Saturday, May 22, 2010

Dating-Horse Racing


If you're married, you'll discover that it's not the easiest thing in the world to go on a date. This is only partially true. However, trips to Home Depot, or dates where you compare the price of various contact solutions at Target sometimes don't quite hit the spot. You're always trying to scrimp and save because you've got no money and a baby is on the way et al. You're pretty much up a nice creek but with only poo paddles. I figured out how to make it work today.

Wake up early. If you're going to take your wife out on a date it's important to wake up early. You need the element of surprise on your side. It's important to catch her at a moment when she's still a bit tired and hasn't thought of how unkempt the wood floors are and how much the tiles could use a good scrubbing. These are the sorts of things that might take root on a Saturday, and once they are firmly entrenched you will find yourself taking out the garbage and mowing the lawn, and emptying out the ashes from last night's BBQ. It is Saturday and these things are unacceptable.

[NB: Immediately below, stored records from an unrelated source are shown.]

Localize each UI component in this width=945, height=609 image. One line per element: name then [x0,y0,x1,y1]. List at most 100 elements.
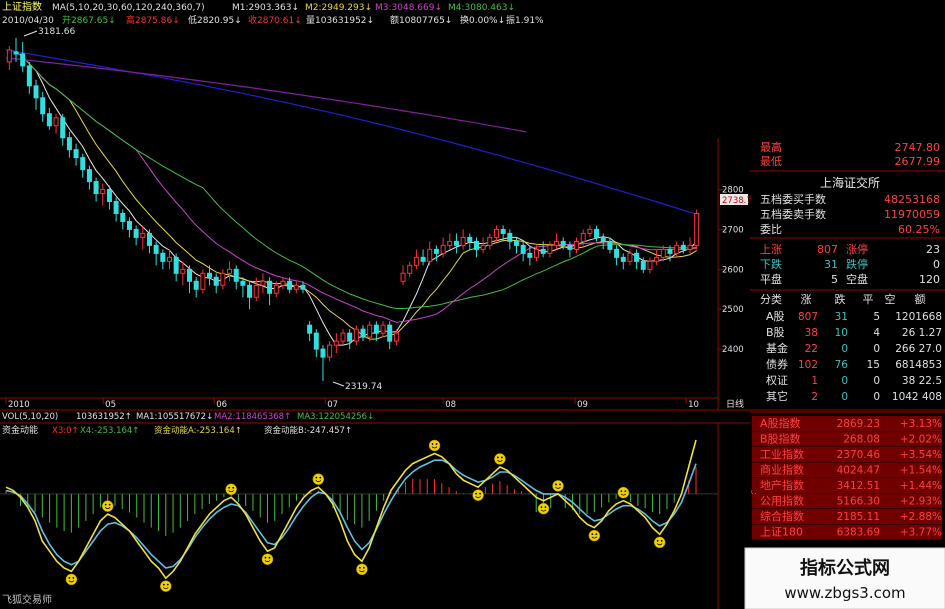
candle-body [634,252,640,262]
panel-class-amount: 1042 408 [892,391,942,403]
site-name: 指标公式网 [800,557,890,579]
panel-label: 空盘 [846,272,868,286]
candle-body [687,244,693,250]
candle-body [80,157,86,171]
panel-index-name: 综合指数 [760,509,804,523]
vol-ma2: MA2:118465368↑ [214,412,291,422]
panel-class-amount: 6814853 [895,359,942,371]
candle-body [473,240,479,250]
vol-ma1: MA1:105517672↓ [136,412,213,422]
panel-class-up: 102 [798,359,818,371]
x-tick-label: 07 [327,400,338,410]
candle-body [307,324,313,334]
candle-body [133,228,139,238]
panel-class-flat: 15 [867,359,880,371]
bar-open: 开2867.65↓ [62,15,116,26]
panel-index-change: +2.02% [900,434,942,446]
panel-label: 委比 [760,223,782,236]
bar-amplitude: 振1.91% [506,14,544,26]
x-tick-label: 06 [216,400,227,410]
vol-value: 103631952↑ [76,412,132,422]
candle-body [160,252,166,262]
candle-body [620,256,626,262]
panel-index-value: 2370.46 [837,449,881,461]
ma-m4: M4:3080.463↓ [448,3,515,13]
candle-body [193,280,199,290]
panel-class-down: 76 [835,359,849,371]
panel-index-name: 商业指数 [760,463,804,477]
panel-index-name: 工业指数 [760,447,804,461]
candle-body [580,232,586,242]
candle-body [327,344,333,358]
panel-value: 60.25% [898,223,940,236]
candle-body [460,236,466,246]
panel-index-name: 公用指数 [760,494,804,508]
panel-index-change: +1.44% [900,480,942,492]
bar-volume: 量103631952↓ [306,15,374,26]
bar-amount: 额10807765↓ [390,14,452,26]
indicator-a: 资金动能A:-253.164↑ [154,425,242,436]
candle-body [360,328,366,338]
candle-body [187,268,193,282]
panel-class-down: 0 [841,375,848,387]
candle-body [407,264,413,274]
candle-body [273,284,279,294]
panel-index-change: +3.13% [900,418,942,430]
bar-date: 2010/04/30 [2,16,54,26]
candle-body [500,228,506,234]
panel-column-header: 分类 [760,292,782,306]
site-watermark: 指标公式网 www.zbgs3.com [744,547,945,609]
bar-low: 低2820.95↓ [188,14,242,26]
panel-index-value: 268.08 [843,434,880,446]
candle-body [654,256,660,262]
candle-body [507,232,513,242]
ma-m2: M2:2949.293↓ [305,3,372,13]
indicator-b: 资金动能B:-247.457↑ [264,425,352,436]
panel-index-value: 3412.51 [837,480,880,492]
candle-body [13,51,19,55]
ma-m3: M3:3048.669↓ [375,3,442,13]
candle-body [607,240,613,250]
panel-label: 最低 [760,155,782,168]
candle-body [293,284,299,290]
candle-body [26,65,32,87]
panel-index-name: 地产指数 [760,478,804,492]
candle-body [146,232,152,246]
candle-body [380,324,386,334]
panel-value: 5 [831,273,838,286]
panel-value: 120 [919,273,940,286]
panel-class-up: 807 [798,311,818,323]
panel-value: 11970059 [884,208,940,221]
stock-chart[interactable]: 上证指数 MA(5,10,20,30,60,120,240,360,7) M1:… [0,0,945,609]
candle-body [86,169,92,183]
indicator-name: 资金动能 [2,424,38,436]
panel-value: 23 [926,243,940,256]
candle-body [340,332,346,342]
panel-class-down: 0 [841,391,848,403]
panel-class-amount: 1201668 [895,311,942,323]
bar-turnover: 换0.00%↓ [460,14,505,26]
candle-body [680,244,686,250]
panel-class-up: 38 [805,327,818,339]
panel-value: 2747.80 [895,141,941,154]
candle-body [73,149,79,159]
candle-body [247,284,253,298]
candle-body [333,340,339,346]
candle-body [554,240,560,246]
smiley-marker-icon [65,573,78,586]
panel-label: 涨停 [846,242,868,256]
candle-body [520,244,526,254]
panel-label: 上涨 [760,243,782,256]
candle-body [33,85,39,99]
panel-class-flat: 0 [873,391,880,403]
panel-index-change: +3.54% [900,449,942,461]
vol-label: VOL(5,10,20) [2,412,58,422]
candle-body [493,228,499,238]
candle-body [400,272,406,282]
smiley-marker-icon [472,489,484,501]
candle-body [347,332,353,342]
candle-body [674,244,680,254]
candle-body [267,280,273,294]
panel-value: 48253168 [884,193,940,206]
candle-body [487,236,493,246]
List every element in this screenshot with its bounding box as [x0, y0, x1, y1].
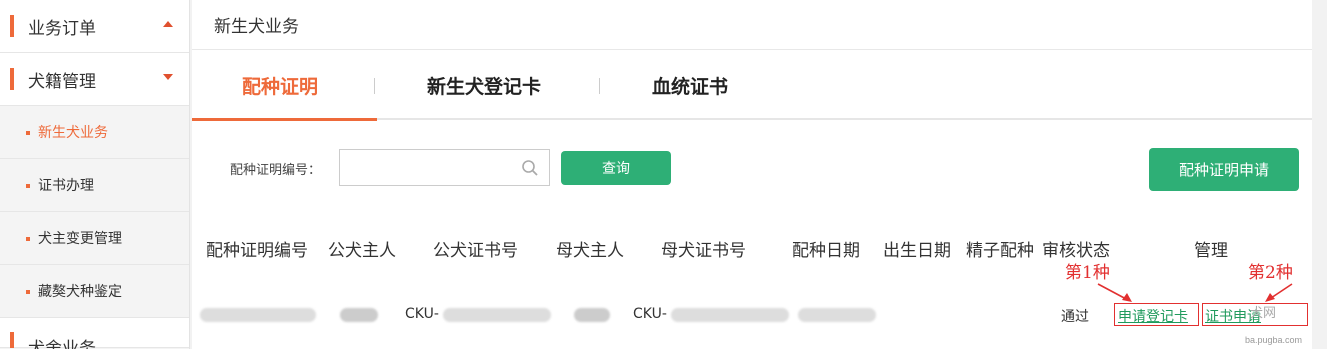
main-panel: 新生犬业务 配种证明 新生犬登记卡 血统证书 配种证明编号： 查询 配种证明申请…: [192, 0, 1312, 349]
search-label: 配种证明编号：: [230, 163, 322, 178]
redacted-female-cert: [671, 308, 789, 322]
redacted-male-cert: [443, 308, 551, 322]
watermark-url: ba.pugba.com: [1245, 335, 1303, 345]
column-header: 出生日期: [883, 241, 951, 261]
tab-pedigree[interactable]: 血统证书: [652, 72, 728, 99]
sidebar-group-orders[interactable]: 业务订单: [0, 0, 189, 53]
sidebar-item-label: 新生犬业务: [38, 125, 108, 141]
tab-divider: [374, 78, 375, 94]
tab-bar: 配种证明 新生犬登记卡 血统证书: [192, 50, 1312, 121]
status-text: 通过: [1061, 309, 1089, 325]
sidebar-group-registry[interactable]: 犬籍管理: [0, 53, 189, 106]
bullet-icon: [26, 237, 30, 241]
sidebar-group-kennel[interactable]: 犬舍业务: [0, 318, 189, 349]
sidebar: 业务订单 犬籍管理 新生犬业务 证书办理 犬主变更管理 藏獒犬种鉴定 犬舍业务: [0, 0, 190, 349]
bullet-icon: [26, 290, 30, 294]
sidebar-item-label: 证书办理: [38, 178, 94, 194]
query-button[interactable]: 查询: [561, 151, 671, 185]
watermark-logo: 犬网: [1250, 305, 1277, 320]
column-header: 公犬主人: [328, 241, 396, 261]
sidebar-item-newborn[interactable]: 新生犬业务: [0, 106, 189, 159]
bullet-icon: [26, 131, 30, 135]
tab-newborn-card[interactable]: 新生犬登记卡: [427, 72, 541, 99]
sidebar-accent-bar: [10, 15, 14, 37]
column-header: 精子配种: [966, 241, 1034, 261]
column-header: 公犬证书号: [433, 241, 518, 261]
annotation-box: [1114, 303, 1199, 326]
redacted-proof-number: [200, 308, 316, 322]
sidebar-group-label: 犬籍管理: [28, 71, 96, 92]
redacted-male-owner: [340, 308, 378, 322]
sidebar-item-owner-change[interactable]: 犬主变更管理: [0, 212, 189, 265]
caret-down-icon: [163, 74, 173, 80]
tab-divider: [599, 78, 600, 94]
tab-breeding-proof[interactable]: 配种证明: [242, 72, 318, 99]
column-header: 配种证明编号: [206, 241, 308, 261]
sidebar-item-label: 藏獒犬种鉴定: [38, 284, 122, 300]
sidebar-item-label: 犬主变更管理: [38, 231, 122, 247]
male-cert-prefix: CKU-: [405, 306, 439, 322]
caret-up-icon: [163, 21, 173, 27]
sidebar-group-label: 犬舍业务: [28, 339, 96, 349]
page-title: 新生犬业务: [192, 0, 1312, 50]
column-header: 母犬证书号: [661, 241, 746, 261]
table-row: CKU- CKU- 通过 申请登记卡 证书申请: [192, 284, 1312, 349]
sidebar-accent-bar: [10, 332, 14, 348]
active-tab-underline: [192, 118, 377, 121]
scrollbar[interactable]: [1312, 0, 1327, 349]
page: 业务订单 犬籍管理 新生犬业务 证书办理 犬主变更管理 藏獒犬种鉴定 犬舍业务: [0, 0, 1327, 349]
apply-breeding-proof-button[interactable]: 配种证明申请: [1149, 148, 1299, 191]
bullet-icon: [26, 184, 30, 188]
sidebar-accent-bar: [10, 68, 14, 90]
sidebar-item-certificates[interactable]: 证书办理: [0, 159, 189, 212]
column-header: 管理: [1194, 241, 1228, 261]
annotation-arrow-icon: [1265, 283, 1293, 302]
female-cert-prefix: CKU-: [633, 306, 667, 322]
sidebar-item-mastiff-check[interactable]: 藏獒犬种鉴定: [0, 265, 189, 318]
redacted-dates: [798, 308, 876, 322]
search-input[interactable]: [339, 149, 550, 186]
column-header: 配种日期: [792, 241, 860, 261]
search-icon: [522, 160, 538, 176]
annotation-arrow-icon: [1097, 283, 1132, 302]
redacted-female-owner: [574, 308, 610, 322]
sidebar-group-label: 业务订单: [28, 18, 96, 39]
column-header: 母犬主人: [556, 241, 624, 261]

If you start whining about the day and sighing frequently your chances may improve. Being forlorn about the status of the world is a great way to enjoy your Saturday. Help her with the dishes in the morning to show that you're prepared to help but just not too enthused about doing it all day. Eat the same breakfast as her even if you don't want eggs. Bag up the leftovers in tupperwares like she likes, even though you know it will be thrown away in a day or two. Talk slyly about the impending baby, don't force it, but make it clear that you know that things are going to change that your Saturday's are going to start at 5 A.M.

After a certain point, she'll relent. Maybe because you remind her of her father or maybe because you've got a bit of what she likes to call boyish charm but someone else might just call it selfishness. Now that you're going to the tracks it's important that you prepare lunch, pack the bag and try to think of every eventuality. Bring some fruits and vegetables. Don't just pack the kind of stuff that you'd want. You have to make her think that it is her day. Try to stay downstairs as long as you can, even though you know she's upstairs puttering around. She's no doubt paying bills or worrying over your financial future, so it's important to not walk up those stairs until you're sure that you're going to be late and that she knows it.

When you walk into the room try not to sound too accusatory. Say something like, "Do those bills have a post time?" She doesn't know what post time means, but she's a smart girl, so she'll get gist. Say something like, "Don't bring your purse," to show her that you've been thinking ahead about how this whole trip is going to go. Say, "You just can't trust people at the track," so she'll think that you are knowledgeable and will keep her safe.

On the ride over try not to let her know how giddy you are. Have a discussion with her about literature but try to bring it around to how nice it is to be outside and doing something on a Saturday. Point out the high quality of the air blowing through the car window. Try and remind her that it is good to be alive on days like today. At the tracks, make all the bets. Don't let her choose anything. You did the gd research and now is your time to shine. Let her keep track of them though because she's a hell of a lot more organized than you.

Try to find a spot in the sun that she might like. Don't worry that you don't have sunglasses or a hat. You are a man, and you don't care about things like that. Win five of the six races, but have an embarrassing moment when the two of you are cheering for the wrong horse because you temporarily forgot that you bet on the 3 instead of the 4. Root like hell for the 4 horse and watch it get beat down the back stretch. Look in the program and tell her how foolish you feel. Thank her for being so organized. Cry inside a little for that moment that you lost. The exhilaration of watching over 1,000 pounds of purse muscle tearing up chunks of dirt in the lengthening shadows, watch them move like light through water, like carousels of your childhood dreams. And the heart thumping when you win. Slap hands, exchange a high five. Don't be afraid to take a picture or two even though everyone else at the track is drinking beer and smoking. You're on a date.

And the best part about being on a date at the tracks is you have a chance to win your money back. What other date have you been on that allows you to make the price of dinner? On the way home let her pick the restaurant but throw a minor fit when you come across something that you wanted more. This is not good practice, but the day has been so damn good to you, almost all the horses winning when they were supposed to win, that you cannot believe that things will not continue. Be magnanimous. Eat at some chain restaurant in the suburbs that reminds her of family. Join hands across the table as if the two of you are still young. Say, "I've had a good day," and then close your damn mouth for a minute and enjoy the moment.